Ugh, _that's_ what the code is doing? Argh, I missed that "first" is incremented
by whatever the batch size happened to be.

first += xas_size(&xas); <====
} while (first <= last);

> if the above did manage to create an xarray node, xas_error() returns
> false, it goes on to the store below.
>
> > Yes, the API handles failure on the subsequent xas_store(), but I can't imagine
> > that failure is actually, barring garbage input from KVM:
> >
> > do {
> > xas_set_range(&xas, first, last);
> > xas_store(&xas, entry);
> > if (xas_error(&xas))
> > goto unlock;
> > first += xas_size(&xas);
> > } while (first <= last);
> >
>
> So if a later xas_create() fails because it runs out of memory, the
> earlier stores would have already been committed.
>
> This ignores -EEXIST being returned since earlier in kvm_gmem_bind()
> conflicts were already checked.
>
> > Purely from a design perspective, providing an API that can fail partway through
> > under normal operation, with no indication of where failure occured (AFAICT),
> > would be awful.
> >
>
> Do you mean the API of xas_store_range()?
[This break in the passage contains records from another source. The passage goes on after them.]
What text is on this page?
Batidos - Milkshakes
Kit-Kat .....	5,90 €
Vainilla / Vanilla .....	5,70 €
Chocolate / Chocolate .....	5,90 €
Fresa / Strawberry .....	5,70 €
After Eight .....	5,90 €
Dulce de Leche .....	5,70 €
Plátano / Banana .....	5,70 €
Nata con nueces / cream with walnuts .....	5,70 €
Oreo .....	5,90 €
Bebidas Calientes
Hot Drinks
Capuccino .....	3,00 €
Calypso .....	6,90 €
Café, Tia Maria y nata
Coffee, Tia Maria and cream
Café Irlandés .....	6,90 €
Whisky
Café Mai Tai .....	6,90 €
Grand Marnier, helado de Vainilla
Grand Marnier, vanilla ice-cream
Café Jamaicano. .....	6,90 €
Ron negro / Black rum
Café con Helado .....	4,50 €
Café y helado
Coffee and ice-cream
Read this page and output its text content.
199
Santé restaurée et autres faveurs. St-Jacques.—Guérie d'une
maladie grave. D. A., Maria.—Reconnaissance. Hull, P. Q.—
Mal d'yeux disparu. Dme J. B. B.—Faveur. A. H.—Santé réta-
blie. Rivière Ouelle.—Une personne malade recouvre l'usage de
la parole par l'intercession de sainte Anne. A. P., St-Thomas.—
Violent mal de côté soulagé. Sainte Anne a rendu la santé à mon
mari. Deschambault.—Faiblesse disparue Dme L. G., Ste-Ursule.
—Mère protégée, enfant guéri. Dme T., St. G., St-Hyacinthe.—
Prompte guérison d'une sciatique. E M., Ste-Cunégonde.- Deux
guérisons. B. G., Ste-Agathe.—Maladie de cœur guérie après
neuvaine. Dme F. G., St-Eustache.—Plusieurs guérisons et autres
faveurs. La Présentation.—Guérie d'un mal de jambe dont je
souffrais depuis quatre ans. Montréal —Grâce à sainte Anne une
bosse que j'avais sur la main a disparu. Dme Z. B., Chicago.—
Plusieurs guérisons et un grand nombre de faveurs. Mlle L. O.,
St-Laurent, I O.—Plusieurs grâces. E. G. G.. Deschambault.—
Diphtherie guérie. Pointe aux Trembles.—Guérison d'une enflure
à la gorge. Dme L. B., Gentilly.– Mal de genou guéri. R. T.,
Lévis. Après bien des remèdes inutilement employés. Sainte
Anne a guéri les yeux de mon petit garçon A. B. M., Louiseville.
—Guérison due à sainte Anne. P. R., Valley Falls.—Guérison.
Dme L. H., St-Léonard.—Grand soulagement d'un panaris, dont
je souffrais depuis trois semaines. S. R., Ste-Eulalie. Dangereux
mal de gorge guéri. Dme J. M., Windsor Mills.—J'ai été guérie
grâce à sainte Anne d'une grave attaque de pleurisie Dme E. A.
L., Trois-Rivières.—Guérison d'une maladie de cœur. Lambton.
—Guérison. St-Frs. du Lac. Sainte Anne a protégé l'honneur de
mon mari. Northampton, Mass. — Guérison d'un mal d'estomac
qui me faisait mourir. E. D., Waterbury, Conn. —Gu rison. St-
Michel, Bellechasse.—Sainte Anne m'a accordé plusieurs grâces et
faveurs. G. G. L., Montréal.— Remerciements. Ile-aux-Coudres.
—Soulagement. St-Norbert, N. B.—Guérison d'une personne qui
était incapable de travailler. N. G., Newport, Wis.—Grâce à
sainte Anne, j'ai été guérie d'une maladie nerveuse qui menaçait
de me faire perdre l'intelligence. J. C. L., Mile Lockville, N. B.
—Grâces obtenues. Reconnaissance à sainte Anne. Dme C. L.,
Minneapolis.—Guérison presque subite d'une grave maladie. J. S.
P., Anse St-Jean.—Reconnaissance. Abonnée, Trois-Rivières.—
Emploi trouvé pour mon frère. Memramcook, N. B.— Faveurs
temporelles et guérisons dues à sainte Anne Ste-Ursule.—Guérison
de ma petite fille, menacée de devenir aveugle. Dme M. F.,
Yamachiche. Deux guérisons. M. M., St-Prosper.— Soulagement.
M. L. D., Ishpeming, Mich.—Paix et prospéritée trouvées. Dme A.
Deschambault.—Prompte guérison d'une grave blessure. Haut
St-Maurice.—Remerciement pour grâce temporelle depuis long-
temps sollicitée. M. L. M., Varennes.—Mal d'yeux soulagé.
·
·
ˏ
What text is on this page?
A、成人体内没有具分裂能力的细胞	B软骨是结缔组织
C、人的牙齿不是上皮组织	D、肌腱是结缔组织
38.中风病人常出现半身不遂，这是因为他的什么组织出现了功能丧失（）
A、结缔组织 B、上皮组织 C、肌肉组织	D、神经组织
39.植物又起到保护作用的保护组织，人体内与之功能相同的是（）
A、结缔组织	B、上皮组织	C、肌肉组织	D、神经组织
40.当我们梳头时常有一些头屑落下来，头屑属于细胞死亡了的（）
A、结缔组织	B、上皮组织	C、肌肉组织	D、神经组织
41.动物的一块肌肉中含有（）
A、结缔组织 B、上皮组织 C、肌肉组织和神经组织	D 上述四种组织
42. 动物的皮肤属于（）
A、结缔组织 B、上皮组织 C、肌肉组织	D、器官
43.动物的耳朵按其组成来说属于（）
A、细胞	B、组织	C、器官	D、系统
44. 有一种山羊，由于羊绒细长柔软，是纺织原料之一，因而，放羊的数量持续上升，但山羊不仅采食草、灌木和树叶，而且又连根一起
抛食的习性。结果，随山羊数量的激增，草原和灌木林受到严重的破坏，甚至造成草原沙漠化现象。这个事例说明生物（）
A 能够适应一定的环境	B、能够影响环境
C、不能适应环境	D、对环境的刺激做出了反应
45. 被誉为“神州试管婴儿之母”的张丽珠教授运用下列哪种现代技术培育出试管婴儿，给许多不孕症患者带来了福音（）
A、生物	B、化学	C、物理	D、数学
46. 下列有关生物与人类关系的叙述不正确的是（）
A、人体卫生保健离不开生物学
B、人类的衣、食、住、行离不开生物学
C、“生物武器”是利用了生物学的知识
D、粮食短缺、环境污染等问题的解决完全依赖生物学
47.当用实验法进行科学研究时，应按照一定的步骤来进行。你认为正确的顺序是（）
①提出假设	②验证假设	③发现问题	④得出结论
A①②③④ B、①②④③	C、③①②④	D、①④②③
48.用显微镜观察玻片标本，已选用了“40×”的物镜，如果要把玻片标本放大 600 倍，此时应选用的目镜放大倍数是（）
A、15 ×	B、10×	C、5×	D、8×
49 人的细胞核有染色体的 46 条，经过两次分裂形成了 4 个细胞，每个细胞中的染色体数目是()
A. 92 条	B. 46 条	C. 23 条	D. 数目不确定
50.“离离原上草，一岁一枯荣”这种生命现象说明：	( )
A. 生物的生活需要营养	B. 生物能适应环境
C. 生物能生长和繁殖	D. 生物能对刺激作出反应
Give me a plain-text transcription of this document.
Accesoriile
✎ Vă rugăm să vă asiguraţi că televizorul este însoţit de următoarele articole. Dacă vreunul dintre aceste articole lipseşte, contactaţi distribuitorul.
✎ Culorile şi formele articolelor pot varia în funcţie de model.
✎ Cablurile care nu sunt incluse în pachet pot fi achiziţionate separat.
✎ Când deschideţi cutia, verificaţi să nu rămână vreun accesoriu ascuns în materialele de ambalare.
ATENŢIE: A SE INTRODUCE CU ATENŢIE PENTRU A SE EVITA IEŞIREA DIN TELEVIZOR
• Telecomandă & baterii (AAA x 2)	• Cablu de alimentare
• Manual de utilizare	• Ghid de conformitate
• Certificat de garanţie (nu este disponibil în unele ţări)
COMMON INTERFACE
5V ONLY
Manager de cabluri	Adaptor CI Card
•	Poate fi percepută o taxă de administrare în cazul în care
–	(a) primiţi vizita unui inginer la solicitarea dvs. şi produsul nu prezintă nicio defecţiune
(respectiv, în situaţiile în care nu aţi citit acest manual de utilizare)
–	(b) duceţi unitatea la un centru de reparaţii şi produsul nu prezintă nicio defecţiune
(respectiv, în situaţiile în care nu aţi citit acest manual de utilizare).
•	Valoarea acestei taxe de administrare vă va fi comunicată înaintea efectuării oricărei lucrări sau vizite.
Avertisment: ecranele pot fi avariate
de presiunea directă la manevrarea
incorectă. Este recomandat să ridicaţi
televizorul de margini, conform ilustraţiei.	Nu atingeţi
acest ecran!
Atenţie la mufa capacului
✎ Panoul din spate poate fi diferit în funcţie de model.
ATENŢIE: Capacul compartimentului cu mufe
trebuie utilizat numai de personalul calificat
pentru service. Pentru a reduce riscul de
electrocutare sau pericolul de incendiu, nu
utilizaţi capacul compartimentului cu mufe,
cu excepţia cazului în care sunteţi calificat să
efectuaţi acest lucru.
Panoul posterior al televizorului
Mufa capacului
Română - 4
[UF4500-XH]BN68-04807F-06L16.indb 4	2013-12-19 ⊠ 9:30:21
No, I mean xa_store_range(). AFAICT, on failure, it doesn't actually communicate
"where" failure occurred. That's quite nasty.

> xas is updated by xas_set_range() so that should track the last store. Since
> the cleanup is storing NULLs and won't allocate, I thought it would be fine
> to just store NULL on the entire range on error.

Yeah, it's totally fine, and AFAICT the only remotely sane approach.